In January 2010, Visual Baseball introduced some really neat visualizations that graphically show each player’s strengths and weaknesses. I’d love to see a tool that allows people to plug in individual players, but in their analysis two 2010 players popped up as being very close to the perfect 5-tool player:
- Ben Zobrist: based on his 2009 stats he hit for average (.297) and power (27 homers). He had 17 steals. He showed pretty amazing flexibility by playing every outfield position besides pitcher and catcher at some point. Unfortunately, he’s take a pretty significant step backwards in 2010, sligging nearly 200 points less. Odd.
- Carl Crawford: He’s already lead the league 4 times in SBs and has been hitting an average of 13-15 homers a season. Not nearly Mays-esque stancards but very solid. .305 Batting average with healthy slugging percentages. Left fielder though, but his Visual Baseball graph shows significant range and arm.
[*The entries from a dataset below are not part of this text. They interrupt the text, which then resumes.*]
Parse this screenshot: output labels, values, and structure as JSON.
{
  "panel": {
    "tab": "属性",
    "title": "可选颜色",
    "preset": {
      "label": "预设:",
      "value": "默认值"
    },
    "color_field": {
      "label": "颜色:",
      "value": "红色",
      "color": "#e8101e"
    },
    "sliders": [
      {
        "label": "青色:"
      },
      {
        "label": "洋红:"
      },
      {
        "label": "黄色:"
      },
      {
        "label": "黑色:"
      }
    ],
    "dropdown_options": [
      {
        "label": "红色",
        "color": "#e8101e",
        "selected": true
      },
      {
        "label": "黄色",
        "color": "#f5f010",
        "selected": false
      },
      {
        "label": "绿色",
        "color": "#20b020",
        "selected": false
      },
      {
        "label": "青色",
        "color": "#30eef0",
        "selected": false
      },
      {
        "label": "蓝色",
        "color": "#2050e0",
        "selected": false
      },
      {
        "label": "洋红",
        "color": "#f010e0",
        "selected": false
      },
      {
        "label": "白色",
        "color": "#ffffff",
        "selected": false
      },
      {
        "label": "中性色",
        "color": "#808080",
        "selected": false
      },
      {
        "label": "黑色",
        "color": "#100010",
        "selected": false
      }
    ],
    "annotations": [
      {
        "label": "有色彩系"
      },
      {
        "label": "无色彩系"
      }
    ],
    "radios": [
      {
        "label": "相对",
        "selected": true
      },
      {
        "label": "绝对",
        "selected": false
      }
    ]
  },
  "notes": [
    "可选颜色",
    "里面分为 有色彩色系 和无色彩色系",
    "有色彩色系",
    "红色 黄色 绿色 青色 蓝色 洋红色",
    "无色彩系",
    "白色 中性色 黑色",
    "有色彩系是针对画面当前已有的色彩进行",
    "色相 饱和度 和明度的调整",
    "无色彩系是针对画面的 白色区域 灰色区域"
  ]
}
And finally, something to think about:
- Alex Rodriguez: 600 career homers, .303 career BA. 300 career steals, a couple of Gold Gloves, and a pretty good arm while playing short. Posted probably the best ever 40/40 season in 1998 (42 homers, 46 sbs). Too bad he had to go and juice it up so that his career is forever sullied.
In the end, I’d have to still put Mays, with a shameful shrug of the shoulders when considering both Bonds and Alex Rodriguez.
2017 Post-publishing update: this post was initially done in 2010. There’s several up-and-coming players who are putting their names into this discussion.